Lettre aux écologistes : « Ne touchez pas à nos C 15 » (Par Jean-Paul Pelras)


Madame, monsieur,

Grâce à vous ou plutôt à cause de vous, dès 2025 la majorité des métropoles françaises, communautés d’agglomération qui intègrent bien sûr des communes rurales, vont mettre en place leur ZFE, Zones de faible émission Co2. De facto, un véhicule français sur deux ne pourra plus se déplacer dans ces périmètres. 

D’ici là, entreront en vigueur des interdictions de circuler évolutives qui tiendront compte des vignettes millésimées « Crit’Air » obligatoires pour pouvoir rouler en secteur urbain ou périurbain. Précisons qu’une utilisation non appropriée de ce sésame vaudra au contrevenant une prune pouvant aller de 135 à 750 euros. Dans certains cas, et ayons à ce titre une pensée émue pour les Lutéciens qui depuis le 1er juin ne peuvent plus utiliser de voiture diesel mise en circulation avant 2006, de poids lourd avant 2009, de mobylette avant 2004, de voiture essence avant 1997, autant laisser sa « trapadelle » sur place en confiant les clés au garde du cardinal de service. Notons à ce propos qu’à partir de 2040, voire 2030 pour Paris, plus aucun véhicule diesel ou essence ne sera autorisé à circuler dans notre pays. Le tout électrique deviendra donc l’alternative obligatoire, à l’heure où, pénuries obligent, l’on nous conseille d’éteindre gentiment, une ampoule de temps en temps pour économiser l’énergie…

Mais revenons à nos campagnes où, en bons environnementalistes adeptes de la punition et du dogme coercitif, vous ne supportez plus, entre autres réjouissances locales, le pot d’échappement, la flatulence bovine, les pratiques agricoles et tout ce qui fait le modus vivendi paysan. En 2025, autrement dit demain, les agglomérations de plus de 150 000 habitants devront se plier à cette loi liberticide interdisant aux véhicules diesel d’avant 2011 et essence d’avant 2006, l’accès aux communes qui les composent.

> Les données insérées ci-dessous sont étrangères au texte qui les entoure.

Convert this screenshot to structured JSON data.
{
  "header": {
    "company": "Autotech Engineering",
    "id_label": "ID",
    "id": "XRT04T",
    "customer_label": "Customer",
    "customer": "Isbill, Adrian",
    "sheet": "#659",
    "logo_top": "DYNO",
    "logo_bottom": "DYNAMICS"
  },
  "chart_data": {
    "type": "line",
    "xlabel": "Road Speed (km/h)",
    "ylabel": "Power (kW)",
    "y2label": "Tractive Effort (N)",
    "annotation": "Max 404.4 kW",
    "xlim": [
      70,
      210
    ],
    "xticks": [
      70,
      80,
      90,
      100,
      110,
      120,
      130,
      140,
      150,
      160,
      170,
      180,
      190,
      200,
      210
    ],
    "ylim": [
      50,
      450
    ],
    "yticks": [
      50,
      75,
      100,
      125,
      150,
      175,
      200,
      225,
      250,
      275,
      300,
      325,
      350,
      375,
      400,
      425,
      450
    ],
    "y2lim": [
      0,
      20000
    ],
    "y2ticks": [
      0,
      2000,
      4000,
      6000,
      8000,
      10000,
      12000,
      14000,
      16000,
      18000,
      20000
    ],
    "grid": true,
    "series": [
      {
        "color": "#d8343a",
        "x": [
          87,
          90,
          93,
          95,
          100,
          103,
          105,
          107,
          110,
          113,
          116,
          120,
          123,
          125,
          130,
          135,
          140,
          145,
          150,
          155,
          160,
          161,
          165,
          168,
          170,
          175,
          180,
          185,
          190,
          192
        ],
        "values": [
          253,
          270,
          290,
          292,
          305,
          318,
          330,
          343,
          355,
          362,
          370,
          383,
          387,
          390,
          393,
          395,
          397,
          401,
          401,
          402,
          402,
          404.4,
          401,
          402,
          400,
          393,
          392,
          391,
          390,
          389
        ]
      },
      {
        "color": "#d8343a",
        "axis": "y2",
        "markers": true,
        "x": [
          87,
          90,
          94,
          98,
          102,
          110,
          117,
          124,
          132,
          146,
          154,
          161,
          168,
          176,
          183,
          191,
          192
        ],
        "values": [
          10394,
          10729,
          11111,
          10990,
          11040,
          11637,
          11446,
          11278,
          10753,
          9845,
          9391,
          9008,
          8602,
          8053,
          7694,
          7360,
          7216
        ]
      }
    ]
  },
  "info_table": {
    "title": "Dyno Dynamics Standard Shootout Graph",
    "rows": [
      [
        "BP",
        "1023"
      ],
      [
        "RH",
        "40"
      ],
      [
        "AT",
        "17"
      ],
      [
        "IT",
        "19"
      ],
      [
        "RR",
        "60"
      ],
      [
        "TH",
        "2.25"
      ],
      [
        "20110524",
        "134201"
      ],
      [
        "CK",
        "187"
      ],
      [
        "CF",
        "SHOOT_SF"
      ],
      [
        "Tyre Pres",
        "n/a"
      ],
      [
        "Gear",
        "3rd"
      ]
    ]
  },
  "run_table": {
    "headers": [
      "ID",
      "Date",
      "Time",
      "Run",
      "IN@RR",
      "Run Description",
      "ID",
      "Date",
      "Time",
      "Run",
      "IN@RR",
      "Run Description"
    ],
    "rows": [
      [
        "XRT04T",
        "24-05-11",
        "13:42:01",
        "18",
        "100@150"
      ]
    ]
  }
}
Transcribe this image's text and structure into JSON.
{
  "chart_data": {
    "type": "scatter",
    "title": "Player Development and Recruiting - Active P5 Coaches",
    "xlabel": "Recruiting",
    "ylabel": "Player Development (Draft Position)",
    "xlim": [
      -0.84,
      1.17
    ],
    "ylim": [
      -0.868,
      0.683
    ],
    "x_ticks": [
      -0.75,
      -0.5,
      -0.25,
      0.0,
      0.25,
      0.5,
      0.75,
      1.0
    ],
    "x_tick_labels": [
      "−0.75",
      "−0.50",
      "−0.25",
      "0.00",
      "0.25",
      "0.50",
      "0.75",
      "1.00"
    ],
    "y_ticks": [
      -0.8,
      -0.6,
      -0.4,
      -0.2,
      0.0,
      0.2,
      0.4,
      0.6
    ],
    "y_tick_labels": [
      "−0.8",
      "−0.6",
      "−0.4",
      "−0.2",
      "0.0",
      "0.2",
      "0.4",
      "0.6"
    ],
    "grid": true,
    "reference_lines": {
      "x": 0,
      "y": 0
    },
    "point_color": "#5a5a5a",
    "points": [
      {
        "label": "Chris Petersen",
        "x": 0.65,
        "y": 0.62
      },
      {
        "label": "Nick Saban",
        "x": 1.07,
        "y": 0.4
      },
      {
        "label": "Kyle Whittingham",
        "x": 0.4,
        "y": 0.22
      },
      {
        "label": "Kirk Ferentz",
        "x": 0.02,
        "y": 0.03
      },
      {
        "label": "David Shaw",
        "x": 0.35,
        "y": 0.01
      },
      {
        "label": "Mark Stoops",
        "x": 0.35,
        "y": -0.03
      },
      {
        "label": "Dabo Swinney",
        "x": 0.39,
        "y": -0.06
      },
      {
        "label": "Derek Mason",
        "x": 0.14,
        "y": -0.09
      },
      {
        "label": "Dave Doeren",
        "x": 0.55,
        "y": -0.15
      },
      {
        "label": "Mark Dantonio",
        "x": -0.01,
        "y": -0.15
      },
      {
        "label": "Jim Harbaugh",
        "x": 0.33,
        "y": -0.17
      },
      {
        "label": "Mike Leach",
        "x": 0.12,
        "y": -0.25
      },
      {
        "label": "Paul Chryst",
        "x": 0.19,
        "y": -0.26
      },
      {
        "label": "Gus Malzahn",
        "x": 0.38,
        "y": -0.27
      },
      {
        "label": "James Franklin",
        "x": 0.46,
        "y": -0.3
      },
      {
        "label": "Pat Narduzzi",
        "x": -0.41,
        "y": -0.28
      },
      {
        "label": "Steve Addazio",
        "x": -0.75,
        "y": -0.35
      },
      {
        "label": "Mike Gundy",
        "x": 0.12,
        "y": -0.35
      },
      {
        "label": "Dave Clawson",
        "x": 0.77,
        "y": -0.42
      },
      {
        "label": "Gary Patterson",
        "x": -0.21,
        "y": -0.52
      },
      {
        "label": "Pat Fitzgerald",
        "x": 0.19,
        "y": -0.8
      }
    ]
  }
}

Et ce, que ce soit en apostille de Perpignan, de Toulouse, de Pau, de Béthune, de Rennes, de Saint Etienne ou de Clermont Ferrand pour ne citer que ces communes entourées de prairies, de vignes et de champs où circulent, nous y venons, C15, Express, Kangoo, Berlingo, Master, fourgonnettes, utilitaires et autres bétaillères, camions ou tracteurs indispensables aux métiers d’artisan, de commerçant, d’agriculteur.

Je vais donc, puisque vous semblez ne pas avoir pris la mesure de votre mépris et de votre incurie, vous expliquer ce qu’est un Citroën C15. Comme l’était avant lui la « Quatrelle » ou la 2 CV, il s’agit, cher pastoureau moulé à la louche par quelques idées décroissantes, d’un art de vivre et d’un moyen de locomotion parfaitement adapté aux activités champêtres.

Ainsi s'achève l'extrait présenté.